Abstract

Reviewed by: Barbara Carle, California State University, USA
Assenti ingiustificati is Simone Di Biasio’s first book. This volume is introduced by the well-known contemporary poet Claudio Damiani, who accurately explains its novelty and originality, especially for a young poet (Di Biasio was born in 1988). I would like to quote a part of Damiani’s preface in my own English translation: Who are the ‘Unjustified Absent’? The no longer young? The fathers? […] This is the great thing about Simone: he is a young man who criticizes the world, […] in to which he has just entered, which is all wrong; but […]he doesn’t exclude himself, he puts himself too in this world. […] Si dovrebbe chiedere alle cose/Di cosa hanno bisogno per nominarsi meglio (We should ask things/what they need to have better names). Simone begins in an unexpected place, one which takes us aback: language. (p. 5)
Thus Di Biasio begins by thinking in depth about the ‘instrument of the trade,’ that which distinguishes us as civilized beings: language. How we use it and are used by it defines, to an extent, who we are. In the current panorama of new Italian poetry Simone’s approach is original and promising.
Assenti ingiustificati is composed of 50 poems, beginning with two texts on one page: Carta d’identità and Connotati e contrassegni salienti. Of these generally impressive poems, 10 focus specifically on language and they are, in this reviewer’s opinion, outstanding: Prodotto interno loro, Meno facile, Perdite, La traduttrice, Analisi del verbo, Assenti ingiustificati, Institutio Oratoria, I versi in piedi, Paroleterapia, and Fra menti. As the titles suggest, they are almost always playful even when serious, inventive and learned. With such qualities they achieve considerable freshness. These poems also possess a historical awareness which is another singular virtue. They give us concrete information about the distinct historical moment in which we live. For example, in Padroni del mondo we read: Hu-Jintao e Obama/i padroni del mondo. A similar instance occurs in Prodotto interno loro, a pun on the economic term: prodotto interno lordo, or PIL, Gross National Product or GNP, an expression often dominating the media of a reform-minded and economically oriented Europe. The advantages of this Europe in the making are not always evident to its various members, especially countries like Italy, Spain, Greece or Portugal for whom reforms have had negative effects. Di Biasio transforms these somewhat vacuous economic terms in a magical way: Se solo s’intuisse il valore dell’altro, se ci si vestisse di gentilezza se ogni giorno ci curassimo appena di un’altra persona se il Pil si fondasse sul benessere e mai il contrario si potrebbe bestemmiare gli economisti impartire loro corsi di aggiornamento sulla scomparsa della moneta reale al telefono solo di telefonare al battito di abbattere al fiore di fiorire […] e agli uomini di guidare.

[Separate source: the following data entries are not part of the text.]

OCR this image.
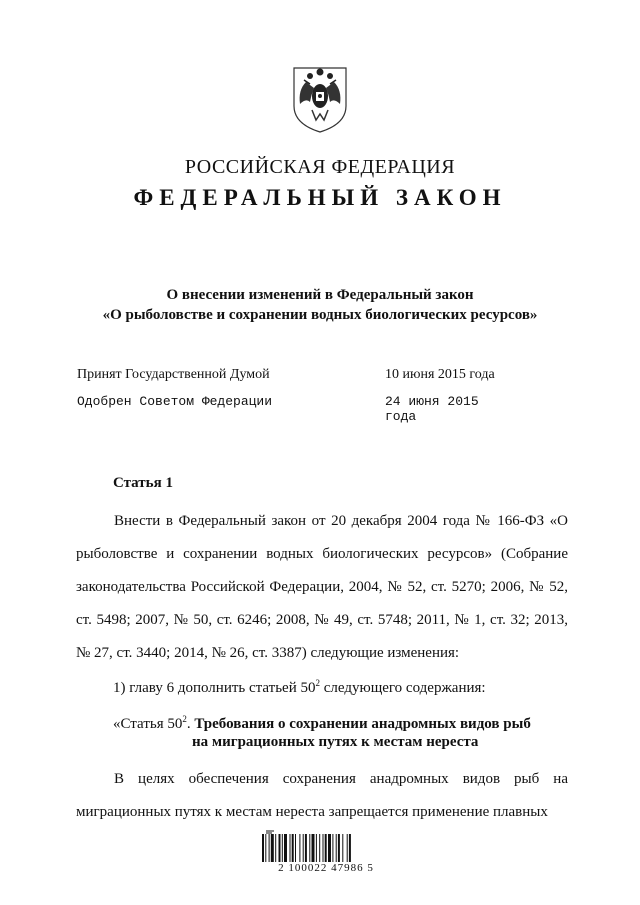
РОССИЙСКАЯ ФЕДЕРАЦИЯ
ФЕДЕРАЛЬНЫЙ ЗАКОН
О внесении изменений в Федеральный закон
«О рыболовстве и сохранении водных биологических ресурсов»
Принят Государственной Думой	10 июня 2015 года
Одобрен Советом Федерации	24 июня 2015 года
Статья 1
Внести в Федеральный закон от 20 декабря 2004 года № 166-ФЗ «О рыболовстве и сохранении водных биологических ресурсов» (Собрание законодательства Российской Федерации, 2004, № 52, ст. 5270; 2006, № 52, ст. 5498; 2007, № 50, ст. 6246; 2008, № 49, ст. 5748; 2011, № 1, ст. 32; 2013, № 27, ст. 3440; 2014, № 26, ст. 3387) следующие изменения:
1) главу 6 дополнить статьей $50^2$ следующего содержания:
«Статья $50^2$. Требования о сохранении анадромных видов рыб
на миграционных путях к местам нереста
В целях обеспечения сохранения анадромных видов рыб на миграционных путях к местам нереста запрещается применение плавных
2 100022 47986 5
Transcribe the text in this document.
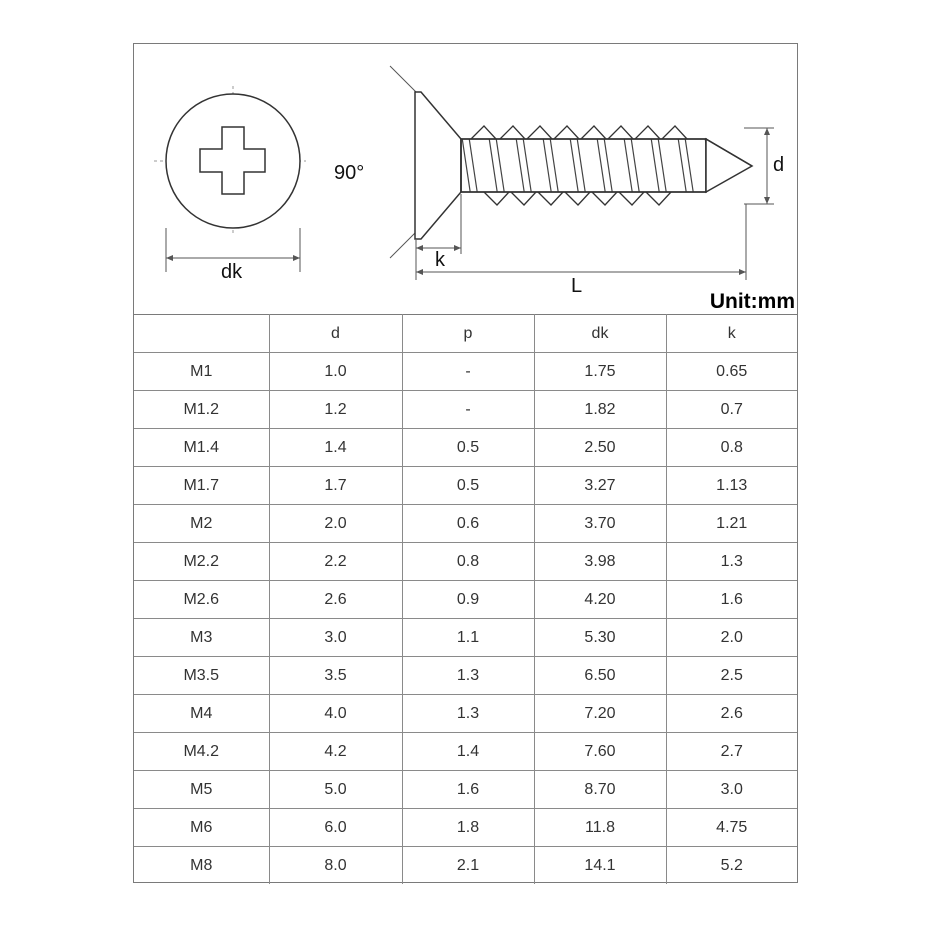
90°
dk
k
L
d
Unit:mm
	d	p	dk	k
M1	1.0	-	1.75	0.65
M1.2	1.2	-	1.82	0.7
M1.4	1.4	0.5	2.50	0.8
M1.7	1.7	0.5	3.27	1.13
M2	2.0	0.6	3.70	1.21
M2.2	2.2	0.8	3.98	1.3
M2.6	2.6	0.9	4.20	1.6
M3	3.0	1.1	5.30	2.0
M3.5	3.5	1.3	6.50	2.5
M4	4.0	1.3	7.20	2.6
M4.2	4.2	1.4	7.60	2.7
M5	5.0	1.6	8.70	3.0
M6	6.0	1.8	11.8	4.75
M8	8.0	2.1	14.1	5.2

The poet’s linguistic experts are certainly found in books and teachers (fu la mia prima/maestra d’italiano/a farmi inciampare dentro al valore della poesia) but also in his grandparents. The book is dedicated to his grandmother, also the focus of the marvellous poem La traduttrice: Nonna Francesca/è una conchiglia a pancia in giù/tutti la accostano all’orecchio/per sentire il fragore di una vita […]Korinne/è la sua traduttrice dal Parkinson/in rumeno e poi italiano/e ha imparato due nuove lingue: il dialetto e il sottovoce,/impronte foniche della nostra sorte.
The other important master of language for the poet is his grandfather, protagonist of one of the most memorable compositions: Institutio Oratoria. The grandfather is seen as a sort of domestic reincarnation of the Roman master of rhetoric, Quintilian: La sua disdascalia/vale quanto un’ ‘institutio oratoria’/perciò mi viene da piangere/su questa maniacale cura del linguaggio […].
Assenti giustificati is a well written-book of poetry, generally speaking. Yet the 10 poems focusing on language truly stand out and are worthy of any classroom or university, of any audience who wishes to learn about the current and excellent state of health of the Italian language despite the enormous challenges of our present age. It is said that it’s enough for a poet to write one great poem in his lifetime. Simone Di Biasio has written at least 10.